Wie sah das Viech aus?

Nicht gerade furchterregend. Etwa 60 Zentimeter hoch, wie ein kleiner Hund. Zahnlosen Schnabel, große Augenhöhlen, leichte Hohlknochen. Ideal als wendiger Jäger in den dichten Wäldern des späten Trias.

Der Name cedrus ehrt die Zedernbäume dort. Übersetzt: „Der Zedern-Krokodil-Vetter“.

Evolution pur: Der Hammer

Am krassesten: Sonselasuchus und Dinosaurier entwickelten das unabhängig voneinander. Keine Verwandtschaft, nur gleiche Lösung für gleiches Problem.

Krokodil-Linie und Vogel-Linie der Archosaurier rangelten um dieselben Nischen. Beide wurden Zweibeiner mit Schnabel und leichtem Bau.
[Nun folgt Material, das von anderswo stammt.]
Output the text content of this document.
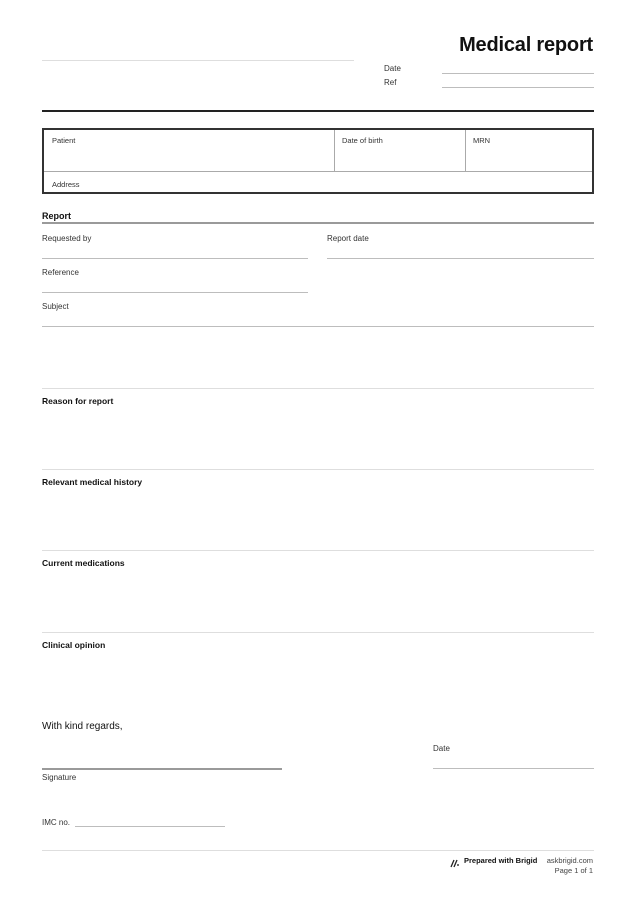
Medical report
Date
Ref
Patient	Date of birth	MRN
Address
Report
Requested by	Report date
Reference
Subject
Reason for report
Relevant medical history
Current medications
Clinical opinion
With kind regards,
Date
Signature
IMC no.
Prepared with Brigid askbrigid.com
Page 1 of 1
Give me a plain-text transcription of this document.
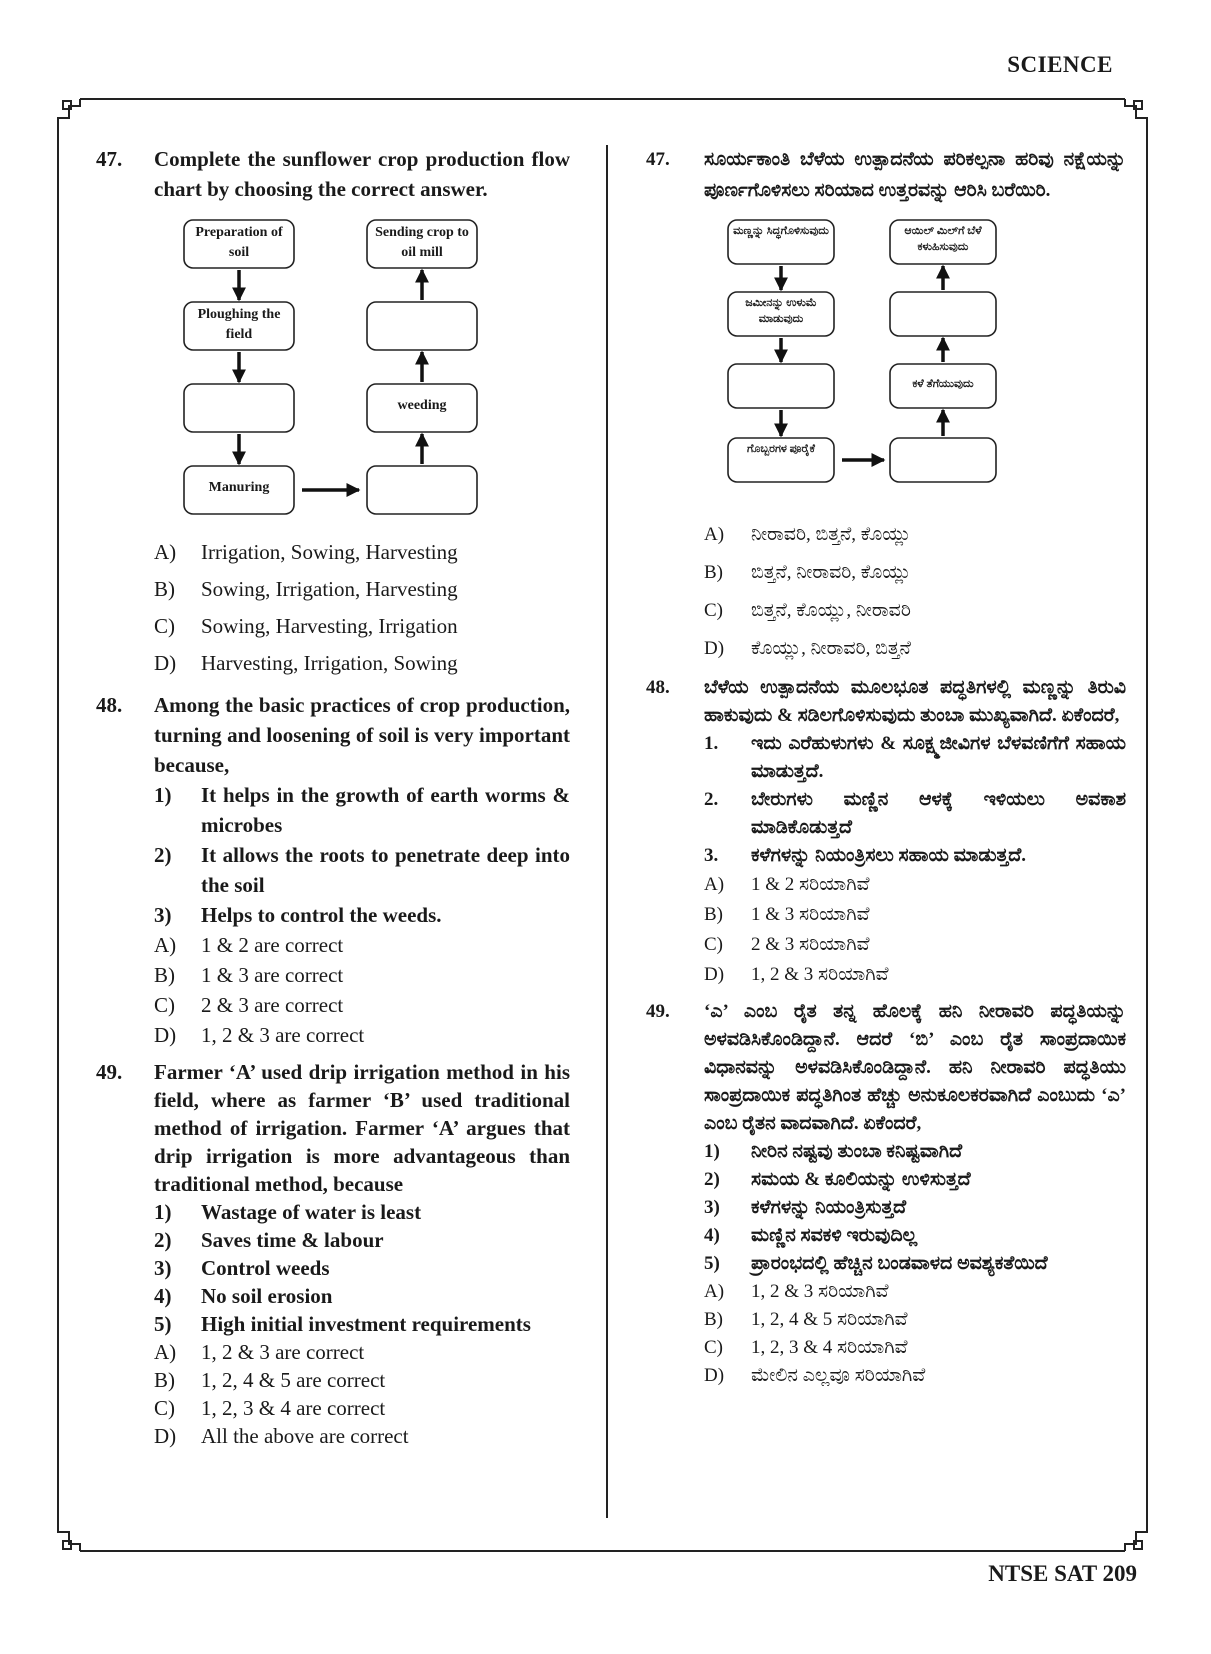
SCIENCE
47. Complete the sunflower crop production flow chart by choosing the correct answer.
Preparation of soil
Ploughing the field
Manuring
Sending crop to oil mill
weeding
A) Irrigation, Sowing, Harvesting
B) Sowing, Irrigation, Harvesting
C) Sowing, Harvesting, Irrigation
D) Harvesting, Irrigation, Sowing
48. Among the basic practices of crop production, turning and loosening of soil is very important because,
1) It helps in the growth of earth worms & microbes
2) It allows the roots to penetrate deep into the soil
3) Helps to control the weeds.
A) 1 & 2 are correct
B) 1 & 3 are correct
C) 2 & 3 are correct
D) 1, 2 & 3 are correct
49. Farmer ‘A’ used drip irrigation method in his field, where as farmer ‘B’ used traditional method of irrigation. Farmer ‘A’ argues that drip irrigation is more advantageous than traditional method, because
1) Wastage of water is least
2) Saves time & labour
3) Control weeds
4) No soil erosion
5) High initial investment requirements
A) 1, 2 & 3 are correct
B) 1, 2, 4 & 5 are correct
C) 1, 2, 3 & 4 are correct
D) All the above are correct
47. ಸೂರ್ಯಕಾಂತಿ ಬೆಳೆಯ ಉತ್ಪಾದನೆಯ ಪರಿಕಲ್ಪನಾ ಹರಿವು ನಕ್ಷೆಯನ್ನು ಪೂರ್ಣಗೊಳಿಸಲು ಸರಿಯಾದ ಉತ್ತರವನ್ನು ಆರಿಸಿ ಬರೆಯಿರಿ.
ಮಣ್ಣನ್ನು ಸಿದ್ಧಗೊಳಿಸುವುದು
ಜಮೀನನ್ನು ಉಳುಮೆ ಮಾಡುವುದು
ಗೊಬ್ಬರಗಳ ಪೂರೈಕೆ
ಆಯಿಲ್ ಮಿಲ್‌ಗೆ ಬೆಳೆ ಕಳುಹಿಸುವುದು
ಕಳೆ ತೆಗೆಯುವುದು
A) ನೀರಾವರಿ, ಬಿತ್ತನೆ, ಕೊಯ್ಲು
B) ಬಿತ್ತನೆ, ನೀರಾವರಿ, ಕೊಯ್ಲು
C) ಬಿತ್ತನೆ, ಕೊಯ್ಲು, ನೀರಾವರಿ
D) ಕೊಯ್ಲು, ನೀರಾವರಿ, ಬಿತ್ತನೆ
48. ಬೆಳೆಯ ಉತ್ಪಾದನೆಯ ಮೂಲಭೂತ ಪದ್ಧತಿಗಳಲ್ಲಿ ಮಣ್ಣನ್ನು ತಿರುವಿ ಹಾಕುವುದು & ಸಡಿಲಗೊಳಿಸುವುದು ತುಂಬಾ ಮುಖ್ಯವಾಗಿದೆ. ಏಕೆಂದರೆ,
1. ಇದು ಎರೆಹುಳುಗಳು & ಸೂಕ್ಷ್ಮಜೀವಿಗಳ ಬೆಳವಣಿಗೆಗೆ ಸಹಾಯ ಮಾಡುತ್ತದೆ.
2. ಬೇರುಗಳು ಮಣ್ಣಿನ ಆಳಕ್ಕೆ ಇಳಿಯಲು ಅವಕಾಶ ಮಾಡಿಕೊಡುತ್ತದೆ
3. ಕಳೆಗಳನ್ನು ನಿಯಂತ್ರಿಸಲು ಸಹಾಯ ಮಾಡುತ್ತದೆ.
A) 1 & 2 ಸರಿಯಾಗಿವೆ
B) 1 & 3 ಸರಿಯಾಗಿವೆ
C) 2 & 3 ಸರಿಯಾಗಿವೆ
D) 1, 2 & 3 ಸರಿಯಾಗಿವೆ
49. ‘ಎ’ ಎಂಬ ರೈತ ತನ್ನ ಹೊಲಕ್ಕೆ ಹನಿ ನೀರಾವರಿ ಪದ್ಧತಿಯನ್ನು ಅಳವಡಿಸಿಕೊಂಡಿದ್ದಾನೆ. ಆದರೆ ‘ಬಿ’ ಎಂಬ ರೈತ ಸಾಂಪ್ರದಾಯಿಕ ವಿಧಾನವನ್ನು ಅಳವಡಿಸಿಕೊಂಡಿದ್ದಾನೆ. ಹನಿ ನೀರಾವರಿ ಪದ್ಧತಿಯು ಸಾಂಪ್ರದಾಯಿಕ ಪದ್ಧತಿಗಿಂತ ಹೆಚ್ಚು ಅನುಕೂಲಕರವಾಗಿದೆ ಎಂಬುದು ‘ಎ’ ಎಂಬ ರೈತನ ವಾದವಾಗಿದೆ. ಏಕೆಂದರೆ,
1) ನೀರಿನ ನಷ್ಟವು ತುಂಬಾ ಕನಿಷ್ಟವಾಗಿದೆ
2) ಸಮಯ & ಕೂಲಿಯನ್ನು ಉಳಿಸುತ್ತದೆ
3) ಕಳೆಗಳನ್ನು ನಿಯಂತ್ರಿಸುತ್ತದೆ
4) ಮಣ್ಣಿನ ಸವಕಳಿ ಇರುವುದಿಲ್ಲ
5) ಪ್ರಾರಂಭದಲ್ಲಿ ಹೆಚ್ಚಿನ ಬಂಡವಾಳದ ಅವಶ್ಯಕತೆಯಿದೆ
A) 1, 2 & 3 ಸರಿಯಾಗಿವೆ
B) 1, 2, 4 & 5 ಸರಿಯಾಗಿವೆ
C) 1, 2, 3 & 4 ಸರಿಯಾಗಿವೆ
D) ಮೇಲಿನ ಎಲ್ಲವೂ ಸರಿಯಾಗಿವೆ
NTSE SAT 209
Konvergente Evolution – Naturmagie!

Die Grabung geht weiter

Der Arizona-Platz ist noch lange nicht leer. Über 30 Studenten und Helfer der Uni Washington schaufeln mit. Sidor sagt: „Das Lager hört nicht auf.“ Dazu Fische, Amphibien, Dinos und mehr.

Ein nie endender Schatz.

Warum das zählt

Das kippt alte Ideen. Wir dachten, Tierformen seien fix: Vierbeiner bleiben Vierbeiner. Sonselasuchus beweist: Evolution ist flexibel.

Paläontologie überrascht ständig. Neue Funde schreiben Lehrbücher um. Und genau das macht den Job so geil.